We all know that how we use credit cards or repay loans will impact our credit scores, but could the way you use social media also play a role?

While it may seem a ridiculous notion, credit reporting bureaus overseas may be reviewin individual Facebook or Twitter pages as part of determining their creditworthiness

A 2017 investigation by Privacy International into fintech reported that some lending apps in Kenya were using M-Pesa for mobile money transfer. This platform was revealed to collate data like borrower’s text history and how often they called their mothers, potentially using this to make lending decisions.

The most glaring example comes from China and its social credit system, in which its citizens are ranked based on their interactions as well as transactions. This includes the frequency of which they consume fast food or how they manage their social activity.

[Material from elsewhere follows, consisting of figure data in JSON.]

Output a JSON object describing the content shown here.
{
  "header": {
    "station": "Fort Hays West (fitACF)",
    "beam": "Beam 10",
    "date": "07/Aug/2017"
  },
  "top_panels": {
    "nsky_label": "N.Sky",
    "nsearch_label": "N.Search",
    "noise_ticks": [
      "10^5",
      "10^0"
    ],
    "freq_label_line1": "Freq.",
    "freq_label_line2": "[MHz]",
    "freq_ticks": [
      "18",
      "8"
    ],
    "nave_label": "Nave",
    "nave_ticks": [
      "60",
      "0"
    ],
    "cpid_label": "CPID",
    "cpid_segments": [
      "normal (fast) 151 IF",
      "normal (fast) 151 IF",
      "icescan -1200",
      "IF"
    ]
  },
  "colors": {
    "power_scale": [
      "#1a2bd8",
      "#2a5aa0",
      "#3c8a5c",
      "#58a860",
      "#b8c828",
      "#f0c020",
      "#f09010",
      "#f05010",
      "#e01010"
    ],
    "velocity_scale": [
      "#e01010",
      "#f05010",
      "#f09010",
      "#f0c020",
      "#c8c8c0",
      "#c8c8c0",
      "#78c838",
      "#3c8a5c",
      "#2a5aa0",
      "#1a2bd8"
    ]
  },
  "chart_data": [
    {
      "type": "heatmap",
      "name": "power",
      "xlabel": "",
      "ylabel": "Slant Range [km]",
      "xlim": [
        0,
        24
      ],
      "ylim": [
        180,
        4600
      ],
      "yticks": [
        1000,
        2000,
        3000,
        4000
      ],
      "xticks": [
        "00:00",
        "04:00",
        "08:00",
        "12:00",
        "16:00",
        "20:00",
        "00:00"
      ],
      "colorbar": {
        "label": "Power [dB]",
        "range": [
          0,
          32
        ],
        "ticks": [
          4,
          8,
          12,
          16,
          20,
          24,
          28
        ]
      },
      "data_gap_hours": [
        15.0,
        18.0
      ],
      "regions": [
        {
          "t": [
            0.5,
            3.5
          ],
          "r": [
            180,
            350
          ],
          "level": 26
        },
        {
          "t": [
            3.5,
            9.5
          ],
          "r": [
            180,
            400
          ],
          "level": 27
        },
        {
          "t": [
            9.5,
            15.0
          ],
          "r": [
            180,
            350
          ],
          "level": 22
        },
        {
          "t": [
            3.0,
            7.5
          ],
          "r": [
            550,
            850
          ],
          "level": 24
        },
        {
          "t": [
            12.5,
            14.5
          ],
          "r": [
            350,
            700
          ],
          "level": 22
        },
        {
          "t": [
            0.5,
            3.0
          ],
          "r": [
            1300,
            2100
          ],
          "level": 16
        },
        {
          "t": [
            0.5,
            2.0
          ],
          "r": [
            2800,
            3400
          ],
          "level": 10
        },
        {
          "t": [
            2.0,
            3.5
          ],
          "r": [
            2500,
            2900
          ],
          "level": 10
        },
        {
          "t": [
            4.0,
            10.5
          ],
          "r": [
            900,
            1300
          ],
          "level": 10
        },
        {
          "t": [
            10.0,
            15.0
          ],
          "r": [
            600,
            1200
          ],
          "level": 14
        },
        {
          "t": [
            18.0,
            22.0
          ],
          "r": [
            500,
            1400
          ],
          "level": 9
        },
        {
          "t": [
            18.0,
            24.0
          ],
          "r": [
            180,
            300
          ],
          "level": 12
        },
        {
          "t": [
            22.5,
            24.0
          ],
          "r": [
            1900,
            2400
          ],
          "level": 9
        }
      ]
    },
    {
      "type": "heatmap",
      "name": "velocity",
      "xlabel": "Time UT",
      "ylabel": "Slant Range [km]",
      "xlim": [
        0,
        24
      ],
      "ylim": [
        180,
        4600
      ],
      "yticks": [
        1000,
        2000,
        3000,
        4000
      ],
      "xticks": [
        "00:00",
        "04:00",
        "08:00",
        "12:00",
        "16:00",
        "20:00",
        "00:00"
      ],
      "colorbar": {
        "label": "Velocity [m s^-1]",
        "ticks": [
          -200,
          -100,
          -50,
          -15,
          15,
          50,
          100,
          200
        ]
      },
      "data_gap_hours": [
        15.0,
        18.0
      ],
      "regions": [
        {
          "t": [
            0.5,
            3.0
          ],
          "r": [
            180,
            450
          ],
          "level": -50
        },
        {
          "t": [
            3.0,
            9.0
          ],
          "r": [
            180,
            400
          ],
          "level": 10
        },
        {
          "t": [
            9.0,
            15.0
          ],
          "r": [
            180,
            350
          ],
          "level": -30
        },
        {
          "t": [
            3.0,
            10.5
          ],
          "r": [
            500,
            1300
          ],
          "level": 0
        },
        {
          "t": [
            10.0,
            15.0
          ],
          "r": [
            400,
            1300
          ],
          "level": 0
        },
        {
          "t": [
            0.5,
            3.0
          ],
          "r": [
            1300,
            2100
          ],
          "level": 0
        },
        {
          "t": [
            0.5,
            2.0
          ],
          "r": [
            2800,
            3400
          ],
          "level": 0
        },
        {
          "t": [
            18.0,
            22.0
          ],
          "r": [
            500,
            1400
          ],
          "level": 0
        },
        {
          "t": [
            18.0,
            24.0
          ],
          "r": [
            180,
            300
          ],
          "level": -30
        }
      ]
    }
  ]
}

While this level of individual monitoring may not hit Australian shores, countries such as the United States have begun considering letting lenders investigate more than just its citizens history with credit products to determine their creditworthiness.

The use of alternative data in credit underwriting has picked up steam in the US. In this case alternative data refers to a focus on cash flow, such as paying rent, utilities and bills on time, and general bank account management. Government experts have encouraged its benefits in helping to bridge the gap between historic racial inequities in the credit scores of Hispanic and Black consumers compared to White consumers.

This is a similar system to Comprehensive Credit Reporting that has been adopted in Australia, in which positive events are recorded on your credit file, not just adverse ones. But could the use of alternative data in credit underwriting expand into social media usage?

In the US, lending companies such as LendUp and Moven were reported to have checked potential borrowers social media to see if they had posted about losing a job on Facebook, or how many friends the borrower had, to help determine whether to lend to them.

A Forbes article noted that in 2015, Facebook patented technology for loan approvals based on user social connections. A loan application would investigate the credit rating of the applicant’s social network contacts, stating “if the average credit rating of these members is at least a minimum credit score, the lender continues to process the loan application. Otherwise, the loan application is rejected.”

While this technology was never rolled out, it’s worth remembering that these tech giants all have the capacity to access your social media data. Whether or not they do so to determine your creditworthiness is yet to be seen in Australia.

Further, in a statement regarding Facebooks ‘Actionable Insights’ tool, which may share data about users’ mobile devices to telecoms, a Facebook Spokesperson noted that “we do not, nor have we ever, rated people’s credit worthiness for Actionable Insights or across ads, and Facebook does not use people’s credit information in how we show ads.”

Are Australian credit reporting bureaus looking at your social media?

This level of credit monitoring has thankfully not been reported in Australia. Currently, your social media does not play a role in determining your creditworthiness. In fact, there is a rather large list of what does not affect your credit score that may be worth reviewing if you’re still unsure.

While credit bureaus have kept their reporting systems under wraps for some time now, we still have an idea of what positive and negative information does affect your credit score, including:

  • Money you borrow, including loans and credit cards
  • Your repayment history
  • Credit applications
  • Defaults
  • Bankruptcy
  • Debt agreements

If you’re looking for ways to boost your credit score, there are more important factors at play than your social media. Consider paying down your outstanding debts or ensuring all your bills are paid on time before you start deleting your social presence.